‘Pacific Overtures’ Theater Review: Stephen Sondheim Survives the Scissors

John Doyle’s staging has humor, thanks to the inspired casting of Ann Harada. But why trim Sondheim’s score?

pacific overtures
Photo: Joan Marcus

Franco Zeffirelli once remarked that directors rarely staged Mozart’s “Don Giovanni” effectively, because they either emphasized the comedy or the drama and rarely got the right balance. The same could be said of almost any musical written by Stephen Sondheim. Back in the 1970s, director Hal Prince almost always got it right, from “Company” to “Sweeney Todd.” Broadway theatergoers didn’t know how lucky we were. In hindsight, we do, thanks to John Doyle.

Doyle almost always gets it wrong, making Sondheim’s shows all about the angst. His most egregious failure was the 2006 Broadway revival of “Company,” which excised all the sex and fun of being a hot single man in Manhattan.

Doyle’s staging of Sondheim and John Weidman’s “Pacific Overtures,” which opened Thursday at Off Broadway’s Classic Stage Company, isn’t devoid of humor. He has made the inspired choice to cast Ann Harada in a number of roles, and the original “Avenue Q” cast member brings her inimitable wry panache to several scenes, often cross-dressing to wonderful effect.

There’s much gender bending in this “Overtures.” In the song “Welcome to Kanagawa,” Harada turns up as a very Bloody Mary madam, with her “girls” played by the male ensemble. They wear khaki trousers throughout the show, which gives the whole enterprise a very first-day-of-rehearsals look. Ann Would-Ward takes credit for these off-the-rack costumes. Jane Cox’s dramatic lighting, on the other hand, provides several stunning effects of water and endless sky.

And in addition to Harada, you will appreciate the traditional casting of Megan Masako Haley in the role of the samurai’s wife, Tamate. She unleashes one of the purist soprano voices to be heard outside an opera house. The male actors in this production, unfortunately, fail to make much of an impression, including George Takei in the walk-on role of the Reciter.

Prince’s lavish original staging in 1976 featured an all-male cast, and some complained at the time that it was merely Kabuki 101. For others, the effect dazzled in its bizarre amalgam of Asian theater traditions and Broadway pizzazz — just the right balance for one of Sondheim’s finest scores.

Today, some critics have accused such recent Broadway offerings as “War Paint” and “Groundhog Day” of being either “static” or replete with “unsympathetic characters.” Which is what many critics said of the original “Company,” “Follies,” and “Pacific Overtures.”

Weidman’s book about the Westernization of Japan, beginning in 1853, is certainly unique. He eschews the traditional concept of characters, likable or otherwise. And as for character development via song, there’s only Sondheim’s song “A Bowler Hat,” in which a samurai (Steven Eng) leaves behind his Japanese traditions and garb.

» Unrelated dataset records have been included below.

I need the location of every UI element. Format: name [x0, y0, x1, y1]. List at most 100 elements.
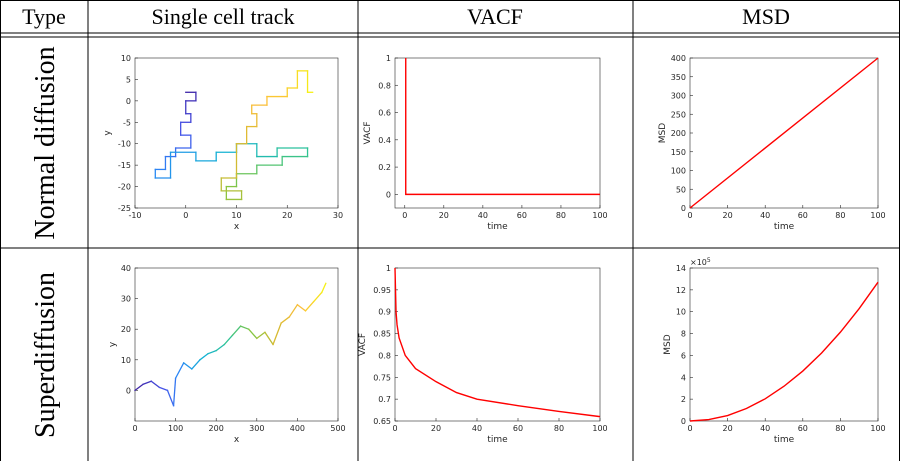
y-tick-label: 250	[671, 110, 686, 119]
y-axis-label: y	[108, 341, 118, 347]
y-axis-label: y	[103, 130, 113, 136]
track-segment	[172, 377, 177, 407]
chart: 0 20 40 60 80 100 0 50 100 150 200 250 300 350 400 time…	[658, 54, 886, 232]
x-tick-label: 100	[592, 211, 607, 220]
y-tick-label: 0	[681, 204, 686, 213]
plot-area	[394, 57, 601, 209]
x-tick-label: 20	[723, 424, 733, 433]
y-tick-label: 10	[121, 356, 131, 365]
x-tick-label: 80	[556, 211, 566, 220]
y-axis-label: VACF	[363, 121, 373, 144]
y-tick-label: 1	[386, 264, 391, 273]
x-axis-label: x	[234, 435, 240, 445]
x-tick-label: 60	[798, 211, 808, 220]
x-tick-label: 0	[392, 424, 397, 433]
x-tick-label: 100	[870, 211, 885, 220]
x-axis-label: time	[774, 435, 795, 445]
y-tick-label: 100	[671, 167, 686, 176]
header-cell: Type	[22, 4, 66, 29]
x-tick-label: 20	[431, 424, 441, 433]
y-tick-label: 50	[676, 185, 686, 194]
y-tick-label: 30	[121, 295, 131, 304]
track-segment	[320, 282, 327, 294]
y-tick-label: 300	[671, 92, 686, 101]
y-tick-label: 0	[126, 97, 131, 106]
y-tick-label: 12	[676, 286, 686, 295]
y-tick-label: 0	[681, 417, 686, 426]
x-axis-label: x	[234, 222, 240, 232]
data-line	[689, 281, 879, 422]
x-tick-label: 0	[687, 424, 692, 433]
track-segment	[190, 358, 201, 370]
y-tick-label: 10	[676, 308, 686, 317]
y-tick-label: -25	[118, 204, 131, 213]
data-line	[394, 267, 601, 418]
x-tick-label: 40	[472, 424, 482, 433]
y-tick-label: 0.65	[373, 417, 391, 426]
x-tick-label: 0	[402, 211, 407, 220]
y-tick-label: 14	[676, 264, 686, 273]
y-scale-base: ×10	[690, 258, 707, 267]
x-tick-label: 10	[231, 211, 241, 220]
y-tick-label: 0.8	[378, 81, 391, 90]
track-segment	[158, 386, 169, 392]
track-segment	[280, 316, 291, 324]
x-tick-label: 20	[282, 211, 292, 220]
y-tick-label: -15	[118, 161, 131, 170]
y-tick-label: 0.9	[378, 308, 391, 317]
x-tick-label: 500	[330, 424, 345, 433]
y-tick-label: 350	[671, 73, 686, 82]
chart: 0 20 40 60 80 100 0.65 0.7 0.75 0.8 0.85 0.9 0.95 1 ti…	[358, 264, 608, 445]
y-tick-label: 0.2	[378, 163, 391, 172]
y-tick-label: 0	[386, 190, 391, 199]
row-label: Superdiffusion	[30, 272, 61, 438]
track-segment	[174, 361, 185, 380]
x-tick-label: 100	[592, 424, 607, 433]
header-cell: MSD	[742, 4, 790, 29]
x-tick-label: 300	[249, 424, 264, 433]
track-segment	[182, 361, 193, 370]
y-tick-label: 150	[671, 148, 686, 157]
x-tick-label: 0	[183, 211, 188, 220]
track-segment	[166, 389, 175, 407]
y-tick-label: 0.6	[378, 109, 391, 118]
track-segment	[223, 334, 234, 346]
y-tick-label: 10	[121, 54, 131, 63]
y-tick-label: 1	[386, 54, 391, 63]
track-segment	[207, 349, 218, 355]
x-tick-label: 60	[798, 424, 808, 433]
track-segment	[255, 331, 266, 340]
y-scale-label: ×105	[690, 257, 711, 267]
y-tick-label: 20	[121, 325, 131, 334]
x-tick-label: 0	[687, 211, 692, 220]
track-segment	[247, 328, 258, 340]
track-segment	[231, 325, 242, 337]
x-tick-label: 40	[760, 211, 770, 220]
y-tick-label: 6	[681, 351, 686, 360]
y-tick-label: -5	[123, 118, 131, 127]
x-tick-label: 60	[517, 211, 527, 220]
track-segment	[142, 380, 153, 386]
track-segment	[312, 291, 323, 303]
x-tick-label: 0	[132, 424, 137, 433]
y-tick-label: 5	[126, 75, 131, 84]
x-tick-label: 20	[723, 211, 733, 220]
y-tick-label: 0.75	[373, 373, 391, 382]
y-tick-label: 200	[671, 129, 686, 138]
data-line	[689, 57, 879, 209]
y-tick-label: 0	[126, 386, 131, 395]
x-tick-label: 40	[478, 211, 488, 220]
x-axis-label: time	[774, 222, 795, 232]
x-tick-label: 100	[168, 424, 183, 433]
track-segment	[239, 325, 250, 331]
y-axis-label: MSD	[658, 123, 668, 143]
plot-area	[134, 267, 339, 422]
x-tick-label: 40	[760, 424, 770, 433]
row-label: Normal diffusion	[30, 46, 61, 239]
y-scale-exponent: 5	[707, 257, 711, 264]
track-segment	[304, 300, 315, 312]
track-segment	[264, 331, 274, 346]
track-segment	[272, 322, 282, 346]
data-line	[405, 58, 600, 196]
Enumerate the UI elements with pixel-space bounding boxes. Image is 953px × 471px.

What Weidman provides instead is a vast panorama of a culture at a time of upheaval. Back in 1976, Broadway audiences didn’t know what to make of it. All they cared about was the recently opened “A Chorus Line.” And Clive Barnes in the New York Times said the music sounded like Madama Butterfly wrestling in the pit with Leonard Bernstein.

Melodies that weren’t obvious upon a first hearing are now much clearer in “Pacific Overtures,” not that there’s an abundance of them. Sondheim is more interested in the Monet effect: repeating a subject, or melody, but always changing the color.

The mystery of this “Pacific Overtures” is why Doyle cuts two songs. The show is hardly a Broadway “Parsifal.” Gone is “Chrysanthemum Tea,” arguably the song most critical of the Japanese mindset. Gone, too, is “Lion Dance.” Doyle has never cared for dance; he unwisely cut “Tick Tock” from “Company.” Losing the “Lion Dance” makes “Pacific Overtures” a more seamless show, if your idea of seamless is not having an intermission. But two-plus hours with an intermission often feels shorter than 90 minutes with no break.

In addition to Harada and Haley, the other bright spot of this “Pacific Overtures” is the orchestra, if nine players can be called an orchestra. Jonathan Tunick’s orchestrations have rarely sounded so lush.